As he described his business model, I inquired about some aspect where it seemed to me there was potential for greater revenue (or diminished overhead, I forget which) by doing something slightly differently. His response was to introduce me to the business philosophy: Always leave something on the table.

In other words, don’t be so preoccupied with getting the absolute best deal for yourself that the other guy is left, now or after some reflection, feeling negative about his interaction with you.
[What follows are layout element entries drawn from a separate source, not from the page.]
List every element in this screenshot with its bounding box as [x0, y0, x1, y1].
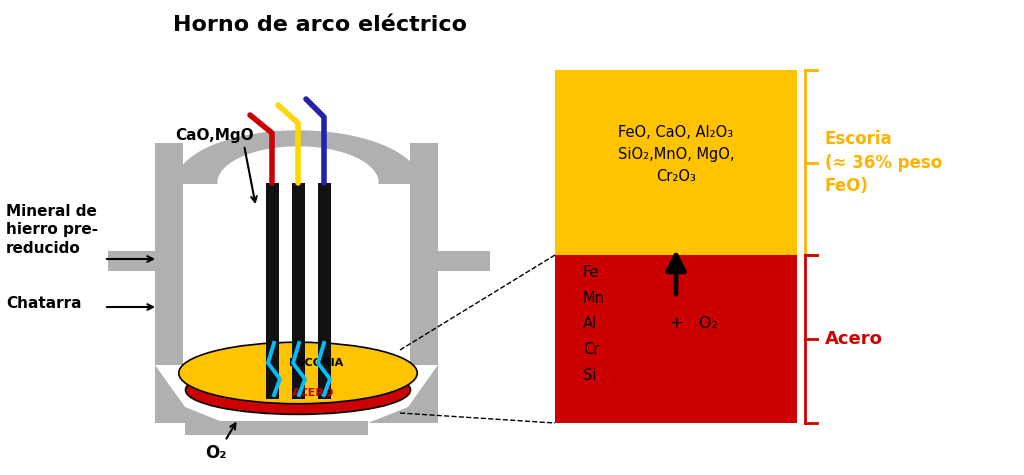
FancyBboxPatch shape [555, 70, 797, 255]
Text: Chatarra: Chatarra [6, 295, 82, 311]
Text: ESCORIA: ESCORIA [289, 358, 343, 368]
FancyBboxPatch shape [438, 251, 490, 271]
FancyBboxPatch shape [410, 143, 438, 185]
Polygon shape [368, 365, 438, 423]
Text: ACERO: ACERO [292, 388, 334, 398]
FancyBboxPatch shape [155, 143, 183, 185]
Text: +   O₂: + O₂ [670, 316, 718, 332]
FancyBboxPatch shape [108, 251, 158, 271]
FancyBboxPatch shape [185, 421, 368, 435]
Text: O₂: O₂ [205, 444, 226, 462]
FancyBboxPatch shape [317, 183, 331, 399]
Text: FeO, CaO, Al₂O₃
SiO₂,MnO, MgO,
Cr₂O₃: FeO, CaO, Al₂O₃ SiO₂,MnO, MgO, Cr₂O₃ [617, 125, 734, 184]
Text: Horno de arco eléctrico: Horno de arco eléctrico [173, 15, 467, 35]
Text: Mineral de
hierro pre-
reducido: Mineral de hierro pre- reducido [6, 204, 98, 256]
Text: CaO,MgO: CaO,MgO [176, 128, 254, 143]
Polygon shape [218, 147, 378, 183]
FancyBboxPatch shape [555, 255, 797, 423]
FancyBboxPatch shape [330, 421, 368, 435]
FancyBboxPatch shape [410, 180, 438, 365]
Polygon shape [176, 131, 420, 183]
FancyBboxPatch shape [155, 180, 183, 365]
FancyBboxPatch shape [265, 183, 279, 399]
Text: Fe
Mn
Al
Cr
Si: Fe Mn Al Cr Si [583, 265, 605, 383]
Polygon shape [155, 365, 225, 423]
Ellipse shape [179, 342, 417, 404]
Text: Escoria
(≈ 36% peso
FeO): Escoria (≈ 36% peso FeO) [825, 130, 942, 195]
Ellipse shape [185, 366, 411, 414]
Text: Acero: Acero [825, 330, 883, 348]
FancyBboxPatch shape [292, 183, 304, 399]
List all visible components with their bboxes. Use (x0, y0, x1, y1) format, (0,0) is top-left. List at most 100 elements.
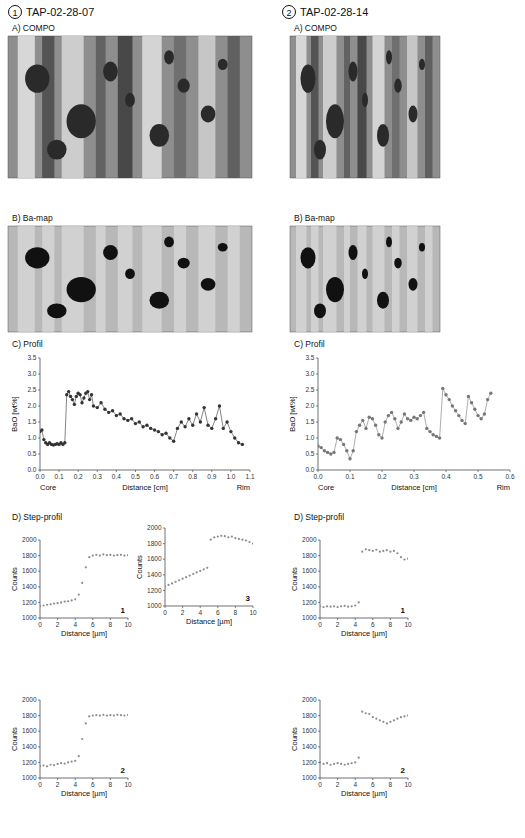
data-point (329, 452, 332, 455)
x-tick-label: 0 (38, 781, 42, 788)
data-point (344, 605, 346, 607)
image-band (296, 36, 307, 178)
y-tick (318, 571, 320, 572)
x-tick (390, 778, 391, 780)
y-tick-label: 1600 (302, 567, 317, 574)
x-tick-label: 2 (181, 609, 185, 616)
data-point (71, 398, 74, 401)
x-tick (217, 606, 218, 608)
y-tick (38, 571, 40, 572)
y-tick-label: 2.0 (27, 402, 36, 409)
x-tick (110, 618, 111, 620)
data-point (403, 558, 405, 560)
x-tick-label: 10 (124, 621, 132, 628)
x-tick (135, 470, 136, 472)
data-point (379, 719, 381, 721)
image-band (373, 36, 385, 178)
data-point (227, 536, 229, 538)
image-grain (377, 292, 389, 309)
panel-label: A) COMPO (294, 23, 337, 33)
data-point (220, 535, 222, 537)
data-point (396, 718, 398, 720)
y-tick (316, 454, 318, 455)
data-point (165, 585, 166, 587)
data-point (464, 422, 467, 425)
data-point (412, 416, 415, 419)
data-point (74, 760, 76, 762)
y-tick-label: 2000 (302, 696, 317, 703)
y-tick (316, 438, 318, 439)
data-point (231, 535, 233, 537)
image-ground (8, 226, 252, 332)
y-tick-label: 2000 (22, 696, 37, 703)
data-point (347, 606, 349, 608)
x-tick-label: 4 (73, 781, 77, 788)
image-grain (314, 303, 326, 318)
y-tick-label: 1800 (302, 552, 317, 559)
x-tick-label: 6 (91, 781, 95, 788)
data-point (81, 738, 83, 740)
y-tick (38, 358, 40, 359)
y-tick (38, 438, 40, 439)
x-tick-label: 4 (73, 621, 77, 628)
data-point (396, 552, 398, 554)
y-tick-label: 1800 (22, 712, 37, 719)
data-point (99, 715, 101, 717)
image-grain (377, 124, 389, 147)
x-tick-label: 0.7 (169, 473, 178, 480)
data-point (46, 604, 48, 606)
x-tick (57, 618, 58, 620)
x-tick (211, 470, 212, 472)
image-band (296, 226, 307, 332)
data-point (320, 605, 321, 607)
x-tick (40, 618, 41, 620)
image-grain (164, 50, 174, 64)
data-point (42, 604, 44, 606)
x-tick (230, 470, 231, 472)
data-point (332, 451, 335, 454)
y-axis (165, 528, 166, 606)
y-axis (318, 358, 319, 470)
marks (320, 548, 408, 608)
data-point (202, 406, 205, 409)
data-point (473, 408, 476, 411)
data-point (365, 548, 367, 550)
x-tick (59, 470, 60, 472)
y-tick-label: 1200 (302, 759, 317, 766)
x-tick (320, 778, 321, 780)
y-tick-label: 1.5 (305, 418, 314, 425)
marks (318, 387, 492, 461)
y-tick-label: 1200 (22, 599, 37, 606)
y-tick-label: 1400 (302, 583, 317, 590)
y-tick-label: 2.5 (305, 386, 314, 393)
image-grain (67, 104, 96, 138)
data-point (153, 428, 156, 431)
data-point (203, 568, 205, 570)
image-band (96, 36, 106, 178)
data-point (60, 601, 62, 603)
profile-number: 3 (246, 594, 251, 603)
data-point (60, 762, 62, 764)
data-point (134, 422, 137, 425)
x-tick-label: 2 (56, 781, 60, 788)
data-point (95, 714, 97, 716)
x-tick-label: 0.6 (505, 473, 514, 480)
y-tick (316, 390, 318, 391)
data-point (352, 449, 355, 452)
data-point (225, 420, 228, 423)
profile-number: 1 (401, 606, 406, 615)
x-tick-label: 6 (371, 621, 375, 628)
data-point (75, 395, 78, 398)
x-axis-title: Distance [cm] (122, 483, 167, 492)
y-axis-title: BaO [wt%] (10, 396, 19, 431)
data-point (329, 606, 331, 608)
y-tick-label: 2000 (22, 536, 37, 543)
image-grain (218, 59, 228, 70)
x-tick-label: 6 (371, 781, 375, 788)
y-axis (40, 700, 41, 778)
data-point (229, 430, 232, 433)
y-tick (318, 540, 320, 541)
image-band (142, 36, 162, 178)
data-point (141, 425, 144, 428)
chart: 0.00.51.01.52.02.53.03.50.00.10.20.30.40… (288, 339, 515, 492)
Maybe he’ll wind up feeling like you had him over a barrel and took advantage of it, or you swindled him. Maybe he’ll acknowledge that you simply bargained harder. Whatever the case, if you come across as being more about a slight bump in your profit margin than a mutually beneficial arrangement, that’s going to darken your future dealings with him. He might be harder to deal with when it’s time to renew your contract. Or less than 100% invested in working with you even before that time comes.

By contrast, giving a little more ground than you absolutely have to can make you look like you’re coming from a position of strength and stability. If you’re worrying and hassling about fractions of percentage points instead of the bigger picture, one might wonder whether your business is in danger of going under, and how reliable a partner you’ll be.

It also gives the other side a chance to start seeing you in a different light. During negotiation, it’s easy to seem like opponents to one other, each trying to get a leg up on the other. If the process can transition to a tone of mutual benefit, a stronger bond of allegiance can result…perhaps even making future renegotiation easier.